In his majority opinion draft, justice Alito refutes the claim abortions fall under the “heightened security” provision of the 14th amendment, “The regulation of a medical procedure that only one sex can undergo does not trigger heightened constitutional scrutiny unless the regulation is a ‘mere pretext designed to effect an invidious discrimination against members of one sex or the other.” He goes on to justify his position by citing a lower court’s decision, the “goal of preventing abortion ‘does not constitute invidiously discriminatory animus against women’”. How can anyone argue there’s “no invidious discriminatory animus against women” in laws that seek to unilaterally control, harm and force solely pregnant women to deliver unwanted babies? Now that legislators have been emboldened there’s talk they will vote in congress to federally outlaw abortions anywhere in the country. 
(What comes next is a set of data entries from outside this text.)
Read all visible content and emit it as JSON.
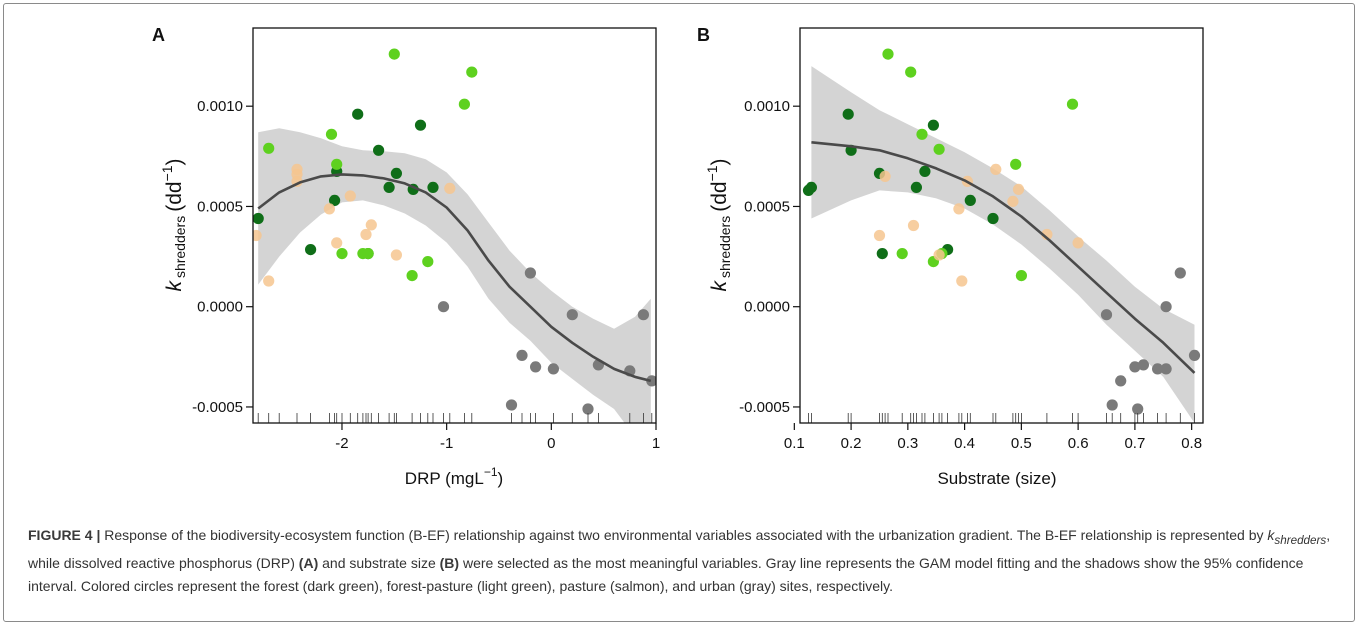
{
  "caption": {
    "label": "FIGURE 4 |",
    "text1": "Response of the biodiversity-ecosystem function (B-EF) relationship against two environmental variables associated with the urbanization gradient. The B-EF relationship is represented by ",
    "k": "k",
    "k_sub": "shredders",
    "text2": ", while dissolved reactive phosphorus (DRP) ",
    "panel_a": "(A)",
    "text3": " and substrate size ",
    "panel_b": "(B)",
    "text4": " were selected as the most meaningful variables. Gray line represents the GAM model fitting and the shadows show the 95% confidence interval. Colored circles represent the forest (dark green), forest-pasture (light green), pasture (salmon), and urban (gray) sites, respectively."
  },
  "colors": {
    "forest": "#0f6e18",
    "forest_pasture": "#5ed11f",
    "pasture": "#f6c58f",
    "urban": "#7a7a7a",
    "ci_band": "#d4d4d4",
    "fit_line": "#4a4a4a"
  },
  "chart_data": [
    {
      "type": "scatter",
      "panel_label": "A",
      "xlabel": "DRP  (mgL",
      "xlabel_sup": "−1",
      "xlabel_end": ")",
      "ylabel_k": "k",
      "ylabel_sub": "shredders",
      "ylabel_unit": "(dd",
      "ylabel_sup": "−1",
      "ylabel_end": ")",
      "xlim": [
        -2.85,
        1.0
      ],
      "ylim": [
        -0.00058,
        0.00139
      ],
      "x_ticks": [
        -2,
        -1,
        0,
        1
      ],
      "x_tick_labels": [
        "-2",
        "-1",
        "0",
        "1"
      ],
      "y_ticks": [
        0.001,
        0.0005,
        0.0,
        -0.0005
      ],
      "y_tick_labels": [
        "0.0010",
        "0.0005",
        "0.0000",
        "-0.0005"
      ],
      "series": [
        {
          "name": "forest",
          "points": [
            [
              -2.8,
              0.00044
            ],
            [
              -2.3,
              0.000285
            ],
            [
              -2.05,
              0.000675
            ],
            [
              -2.07,
              0.00053
            ],
            [
              -1.85,
              0.00096
            ],
            [
              -1.75,
              0.000265
            ],
            [
              -1.65,
              0.00078
            ],
            [
              -1.55,
              0.000595
            ],
            [
              -1.48,
              0.000665
            ],
            [
              -1.32,
              0.000585
            ],
            [
              -1.25,
              0.000905
            ],
            [
              -1.13,
              0.000595
            ]
          ]
        },
        {
          "name": "forest-pasture",
          "points": [
            [
              -2.7,
              0.00079
            ],
            [
              -2.1,
              0.00086
            ],
            [
              -2.05,
              0.00071
            ],
            [
              -2.0,
              0.000265
            ],
            [
              -1.8,
              0.000265
            ],
            [
              -1.75,
              0.000265
            ],
            [
              -1.5,
              0.00126
            ],
            [
              -1.33,
              0.000155
            ],
            [
              -1.18,
              0.000225
            ],
            [
              -0.83,
              0.00101
            ],
            [
              -0.76,
              0.00117
            ]
          ]
        },
        {
          "name": "pasture",
          "points": [
            [
              -2.82,
              0.000355
            ],
            [
              -2.7,
              0.000128
            ],
            [
              -2.43,
              0.000685
            ],
            [
              -2.43,
              0.00066
            ],
            [
              -2.43,
              0.000625
            ],
            [
              -2.12,
              0.000488
            ],
            [
              -2.05,
              0.000318
            ],
            [
              -1.92,
              0.000552
            ],
            [
              -1.77,
              0.00036
            ],
            [
              -1.72,
              0.000408
            ],
            [
              -1.48,
              0.000258
            ],
            [
              -0.97,
              0.00059
            ]
          ]
        },
        {
          "name": "urban",
          "points": [
            [
              -1.03,
              0.0
            ],
            [
              -0.38,
              -0.00049
            ],
            [
              -0.28,
              -0.000243
            ],
            [
              -0.2,
              0.000168
            ],
            [
              -0.15,
              -0.0003
            ],
            [
              0.02,
              -0.00031
            ],
            [
              0.2,
              -4e-05
            ],
            [
              0.35,
              -0.00051
            ],
            [
              0.45,
              -0.00029
            ],
            [
              0.75,
              -0.00032
            ],
            [
              0.88,
              -4e-05
            ],
            [
              0.96,
              -0.00037
            ]
          ]
        }
      ],
      "fit_line": [
        [
          -2.8,
          0.00049
        ],
        [
          -2.6,
          0.00057
        ],
        [
          -2.4,
          0.00062
        ],
        [
          -2.2,
          0.00065
        ],
        [
          -2.0,
          0.00066
        ],
        [
          -1.8,
          0.000655
        ],
        [
          -1.6,
          0.00064
        ],
        [
          -1.4,
          0.000615
        ],
        [
          -1.2,
          0.00057
        ],
        [
          -1.0,
          0.000495
        ],
        [
          -0.8,
          0.00038
        ],
        [
          -0.6,
          0.00023
        ],
        [
          -0.4,
          0.0001
        ],
        [
          -0.2,
          0.0
        ],
        [
          0.0,
          -0.0001
        ],
        [
          0.2,
          -0.00018
        ],
        [
          0.4,
          -0.00025
        ],
        [
          0.6,
          -0.00031
        ],
        [
          0.8,
          -0.00035
        ],
        [
          0.95,
          -0.00037
        ]
      ],
      "ci_upper": [
        [
          -2.8,
          0.00087
        ],
        [
          -2.6,
          0.00089
        ],
        [
          -2.4,
          0.00087
        ],
        [
          -2.2,
          0.00084
        ],
        [
          -2.0,
          0.0008
        ],
        [
          -1.8,
          0.00078
        ],
        [
          -1.6,
          0.000775
        ],
        [
          -1.4,
          0.000765
        ],
        [
          -1.2,
          0.000735
        ],
        [
          -1.0,
          0.00067
        ],
        [
          -0.8,
          0.00056
        ],
        [
          -0.6,
          0.00042
        ],
        [
          -0.4,
          0.00028
        ],
        [
          -0.2,
          0.00017
        ],
        [
          0.0,
          8e-05
        ],
        [
          0.2,
          0.0
        ],
        [
          0.4,
          -6e-05
        ],
        [
          0.6,
          -0.00011
        ],
        [
          0.8,
          -5e-05
        ],
        [
          0.95,
          4e-05
        ]
      ],
      "ci_lower": [
        [
          -2.8,
          0.00011
        ],
        [
          -2.6,
          0.00025
        ],
        [
          -2.4,
          0.00037
        ],
        [
          -2.2,
          0.00046
        ],
        [
          -2.0,
          0.00052
        ],
        [
          -1.8,
          0.00053
        ],
        [
          -1.6,
          0.000505
        ],
        [
          -1.4,
          0.000465
        ],
        [
          -1.2,
          0.000405
        ],
        [
          -1.0,
          0.00032
        ],
        [
          -0.8,
          0.0002
        ],
        [
          -0.6,
          4e-05
        ],
        [
          -0.4,
          -8e-05
        ],
        [
          -0.2,
          -0.00017
        ],
        [
          0.0,
          -0.00028
        ],
        [
          0.2,
          -0.00036
        ],
        [
          0.4,
          -0.00044
        ],
        [
          0.6,
          -0.00051
        ],
        [
          0.8,
          -0.00065
        ],
        [
          0.95,
          -0.00078
        ]
      ],
      "rug_x": [
        -2.8,
        -2.7,
        -2.6,
        -2.43,
        -2.3,
        -2.12,
        -2.07,
        -2.05,
        -2.0,
        -1.92,
        -1.85,
        -1.8,
        -1.77,
        -1.75,
        -1.72,
        -1.65,
        -1.55,
        -1.5,
        -1.48,
        -1.33,
        -1.25,
        -1.18,
        -1.13,
        -1.03,
        -0.97,
        -0.83,
        -0.76,
        -0.38,
        -0.28,
        -0.2,
        -0.15,
        0.02,
        0.2,
        0.35,
        0.45,
        0.75,
        0.88,
        0.96
      ]
    },
    {
      "type": "scatter",
      "panel_label": "B",
      "xlabel": "Substrate (size)",
      "ylabel_k": "k",
      "ylabel_sub": "shredders",
      "ylabel_unit": "(dd",
      "ylabel_sup": "−1",
      "ylabel_end": ")",
      "xlim": [
        0.11,
        0.82
      ],
      "ylim": [
        -0.00058,
        0.00139
      ],
      "x_ticks": [
        0.1,
        0.2,
        0.3,
        0.4,
        0.5,
        0.6,
        0.7,
        0.8
      ],
      "x_tick_labels": [
        "0.1",
        "0.2",
        "0.3",
        "0.4",
        "0.5",
        "0.6",
        "0.7",
        "0.8"
      ],
      "y_ticks": [
        0.001,
        0.0005,
        0.0,
        -0.0005
      ],
      "y_tick_labels": [
        "0.0010",
        "0.0005",
        "0.0000",
        "-0.0005"
      ],
      "series": [
        {
          "name": "forest",
          "points": [
            [
              0.125,
              0.00058
            ],
            [
              0.13,
              0.000595
            ],
            [
              0.195,
              0.00096
            ],
            [
              0.2,
              0.00078
            ],
            [
              0.25,
              0.000665
            ],
            [
              0.255,
              0.000265
            ],
            [
              0.315,
              0.000595
            ],
            [
              0.33,
              0.000675
            ],
            [
              0.345,
              0.000905
            ],
            [
              0.37,
              0.000285
            ],
            [
              0.41,
              0.00053
            ],
            [
              0.45,
              0.00044
            ]
          ]
        },
        {
          "name": "forest-pasture",
          "points": [
            [
              0.265,
              0.00126
            ],
            [
              0.29,
              0.000265
            ],
            [
              0.305,
              0.00117
            ],
            [
              0.325,
              0.00086
            ],
            [
              0.345,
              0.000225
            ],
            [
              0.355,
              0.000785
            ],
            [
              0.36,
              0.000265
            ],
            [
              0.49,
              0.00071
            ],
            [
              0.5,
              0.000155
            ],
            [
              0.59,
              0.00101
            ]
          ]
        },
        {
          "name": "pasture",
          "points": [
            [
              0.25,
              0.000355
            ],
            [
              0.26,
              0.00065
            ],
            [
              0.31,
              0.000405
            ],
            [
              0.355,
              0.000258
            ],
            [
              0.39,
              0.000488
            ],
            [
              0.395,
              0.000128
            ],
            [
              0.405,
              0.000625
            ],
            [
              0.455,
              0.000685
            ],
            [
              0.485,
              0.000525
            ],
            [
              0.495,
              0.000585
            ],
            [
              0.545,
              0.00036
            ],
            [
              0.6,
              0.000318
            ]
          ]
        },
        {
          "name": "urban",
          "points": [
            [
              0.65,
              -4e-05
            ],
            [
              0.66,
              -0.00049
            ],
            [
              0.675,
              -0.00037
            ],
            [
              0.7,
              -0.0003
            ],
            [
              0.705,
              -0.00051
            ],
            [
              0.715,
              -0.00029
            ],
            [
              0.74,
              -0.00031
            ],
            [
              0.755,
              0.0
            ],
            [
              0.755,
              -0.00031
            ],
            [
              0.78,
              0.000168
            ],
            [
              0.805,
              -0.000243
            ]
          ]
        }
      ],
      "fit_line": [
        [
          0.13,
          0.00082
        ],
        [
          0.2,
          0.0008
        ],
        [
          0.25,
          0.00078
        ],
        [
          0.3,
          0.00074
        ],
        [
          0.35,
          0.00069
        ],
        [
          0.4,
          0.00063
        ],
        [
          0.45,
          0.00055
        ],
        [
          0.5,
          0.00045
        ],
        [
          0.55,
          0.00033
        ],
        [
          0.6,
          0.0002
        ],
        [
          0.65,
          7e-05
        ],
        [
          0.7,
          -6e-05
        ],
        [
          0.75,
          -0.00018
        ],
        [
          0.805,
          -0.00033
        ]
      ],
      "ci_upper": [
        [
          0.13,
          0.0012
        ],
        [
          0.2,
          0.00107
        ],
        [
          0.25,
          0.00098
        ],
        [
          0.3,
          0.00091
        ],
        [
          0.35,
          0.00084
        ],
        [
          0.4,
          0.00077
        ],
        [
          0.45,
          0.00069
        ],
        [
          0.5,
          0.0006
        ],
        [
          0.55,
          0.00048
        ],
        [
          0.6,
          0.00035
        ],
        [
          0.65,
          0.00023
        ],
        [
          0.7,
          0.0001
        ],
        [
          0.75,
          -1e-05
        ],
        [
          0.805,
          -9e-05
        ]
      ],
      "ci_lower": [
        [
          0.13,
          0.00044
        ],
        [
          0.2,
          0.00053
        ],
        [
          0.25,
          0.00058
        ],
        [
          0.3,
          0.00057
        ],
        [
          0.35,
          0.00054
        ],
        [
          0.4,
          0.00049
        ],
        [
          0.45,
          0.00041
        ],
        [
          0.5,
          0.00031
        ],
        [
          0.55,
          0.00019
        ],
        [
          0.6,
          6e-05
        ],
        [
          0.65,
          -9e-05
        ],
        [
          0.7,
          -0.00022
        ],
        [
          0.75,
          -0.00035
        ],
        [
          0.805,
          -0.00058
        ]
      ],
      "rug_x": [
        0.125,
        0.13,
        0.195,
        0.2,
        0.25,
        0.255,
        0.26,
        0.265,
        0.29,
        0.305,
        0.31,
        0.315,
        0.325,
        0.33,
        0.345,
        0.355,
        0.36,
        0.37,
        0.39,
        0.395,
        0.405,
        0.41,
        0.45,
        0.455,
        0.485,
        0.49,
        0.495,
        0.5,
        0.545,
        0.59,
        0.6,
        0.65,
        0.66,
        0.675,
        0.7,
        0.705,
        0.715,
        0.74,
        0.755,
        0.78,
        0.805
      ]
    }
  ]
}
Make no mistake. This decision and those behind it will impact every American. Not just women. But especially women who haven’t the resources to travel hundreds of miles to a state that offers safe abortion laws for as long as they stay legal. It will affect men who are equally responsible for those children, families already overwhelmed with children they can barely provide for and escalate welfare costs. Reasons to have an abortion are deeply personal and shouldn’t be subject to anyone’s interference. One in every four women have had an abortion. Whether I choose to abort a fetus because I have no support, it’s just not the time to be pregnant, it interferes with my financial or career goals, risks my health, will cause societal consequences or condemnation, perpetuates an abusive relationship… is my business.
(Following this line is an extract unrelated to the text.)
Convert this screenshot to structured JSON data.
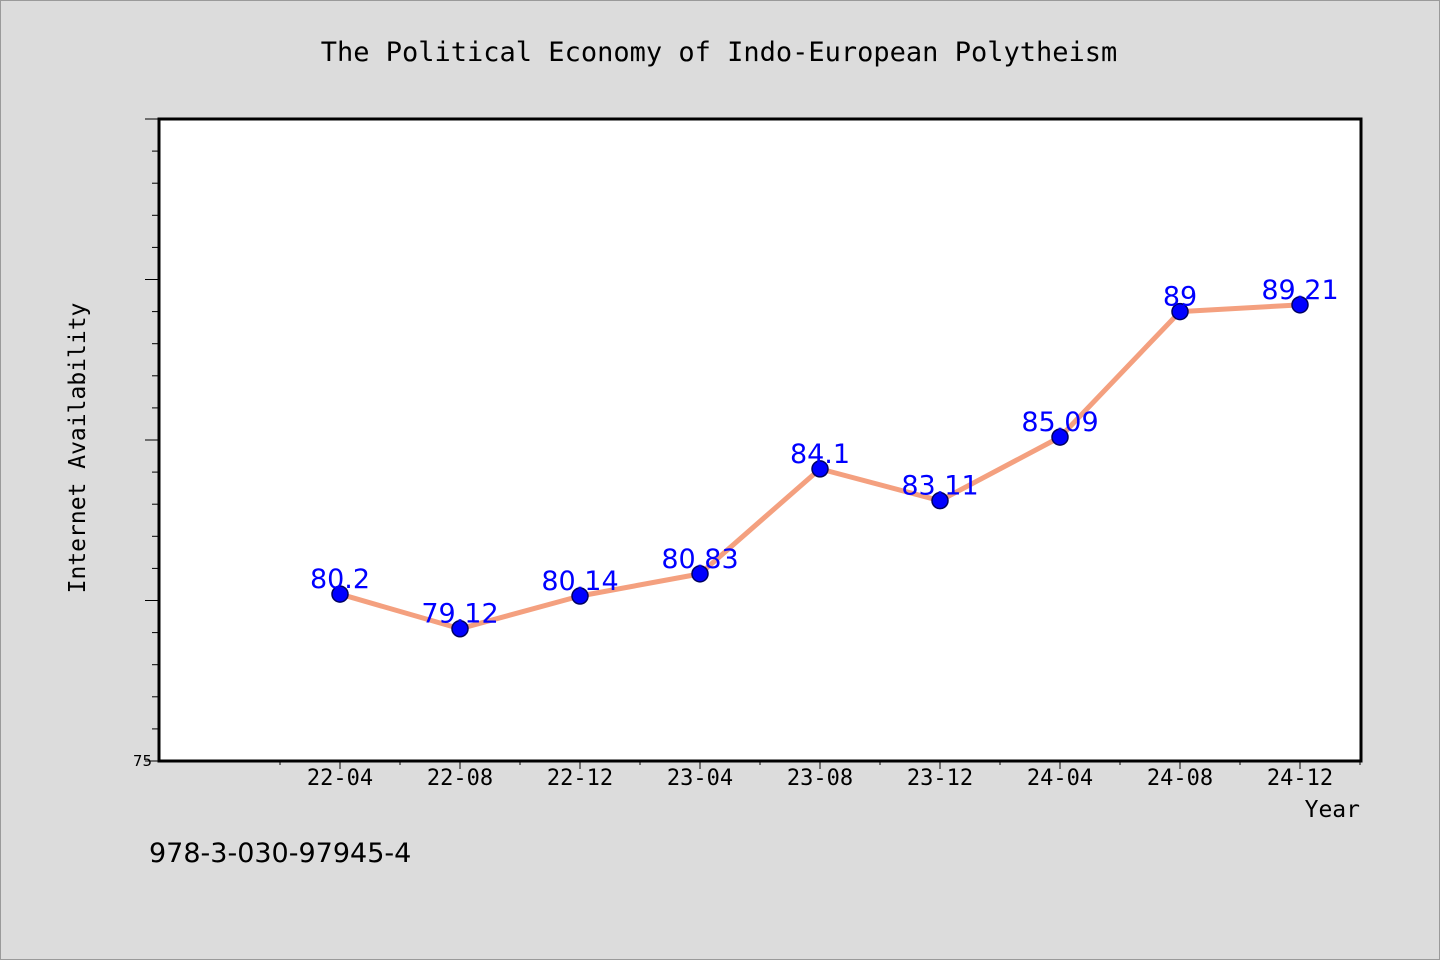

This is just the beginning. Many, including justice Amy Barrett who signed her name to a 2006 antiabortion newspaper ad, have compared in vitro fertilization to murder and recommended it be criminalized. Some have even gone so far as to claim abortion starts at fertilization so every form of birth control should be outlawed!
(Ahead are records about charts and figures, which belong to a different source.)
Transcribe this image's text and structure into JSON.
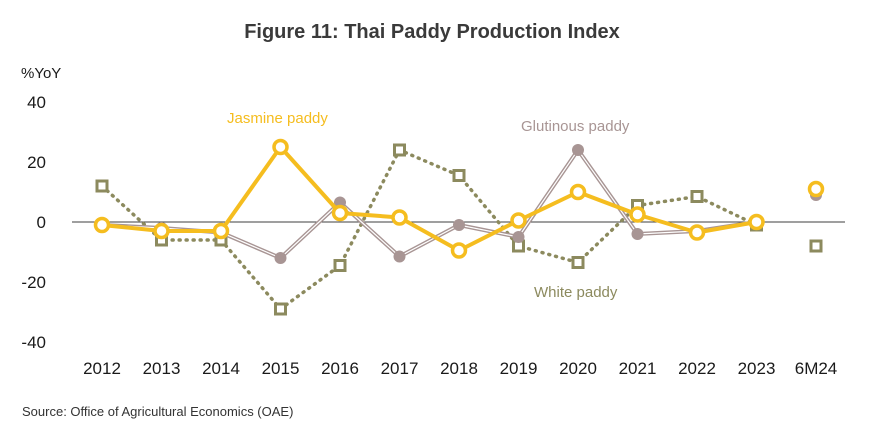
{
  "chart_data": {
    "type": "line",
    "title": "Figure 11: Thai Paddy Production Index",
    "ylabel": "%YoY",
    "xlabel": "",
    "ylim": [
      -40,
      40
    ],
    "yticks": [
      40,
      20,
      0,
      -20,
      -40
    ],
    "categories": [
      "2012",
      "2013",
      "2014",
      "2015",
      "2016",
      "2017",
      "2018",
      "2019",
      "2020",
      "2021",
      "2022",
      "2023",
      "6M24"
    ],
    "series": [
      {
        "name": "White paddy",
        "label": "White paddy",
        "color": "#8c8a5e",
        "values": [
          12,
          -6,
          -6,
          -29,
          -14.5,
          24,
          15.5,
          -8,
          -13.5,
          5.5,
          8.5,
          -1,
          -8
        ],
        "connected_points": 12
      },
      {
        "name": "Glutinous paddy",
        "label": "Glutinous paddy",
        "color": "#a89594",
        "values": [
          -1,
          -2,
          -3.5,
          -12,
          6.5,
          -11.5,
          -1,
          -5,
          24,
          -4,
          -3,
          0,
          9
        ],
        "connected_points": 12
      },
      {
        "name": "Jasmine paddy",
        "label": "Jasmine paddy",
        "color": "#f5bd1f",
        "values": [
          -1,
          -3,
          -3,
          25,
          3,
          1.5,
          -9.5,
          0.5,
          10,
          2.5,
          -3.5,
          0,
          11
        ],
        "connected_points": 12
      }
    ],
    "source": "Source: Office of Agricultural Economics (OAE)"
  }
}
It was a plan that had begun when restrictions existed on pharmaceutical products that provided the ability to medically prevent a pregnancy after having unprotected sex. Claiming this too is a form of abortion. Those restrictions were recently lifted in 2013. The truth is women spend the majority of their lives preparing the uterus to implant a viable egg. Should all aspects of our cycle be subject to laws defining what we can and can’t do because it may prevent even the possibility of pregnancy? 

It has been universally accepted that the advent of birth control in the 1900s was a critical component for empowering women, single handedly giving women the power to decide when, or if, they’d conceive. No longer barefoot and pregnant we finally had control over our bodies and our lives. Allowing us to choose education, careers, economic advancement and in some cases a way to end an abusive relationship controlled by fear and violence. This devastating act puts all Supreme Court decisions in jeopardy.

We’ve already seen the consequences when the court decided in 2013 to remove federal oversight that prevented states from enacting laws that could discriminate or infringe on voting rights. Since then over 300 laws in 43 states have been written to limit mail in ballots, in-person and Election Day voting. Other decisions that led to land mark cases including the right to gay marriage, consensual sexual activity, parental independence, and interracial marriage are at risk. No longer the United States of America but a conglomerate of states where the freedom to marry anyone we want and decide our reproductive future is illegal when we cross state lines.

We have seen what it costs to deny women choice. Are we really prepared to force our mothers, daughters, sisters, wives, grandchildren, nieces, cousins, friends. . . to carry an unwanted pregnancy? Are we really prepared to force children, babies themselves, to deliver violently induced pregnancies? It’s time to take back our power. We each have a voice and say in what happens from this point forward. This November we can make a clear statement to anyone who dares to trespass on our private lives, our bodies, our health. Not today, not tomorrow., not ever.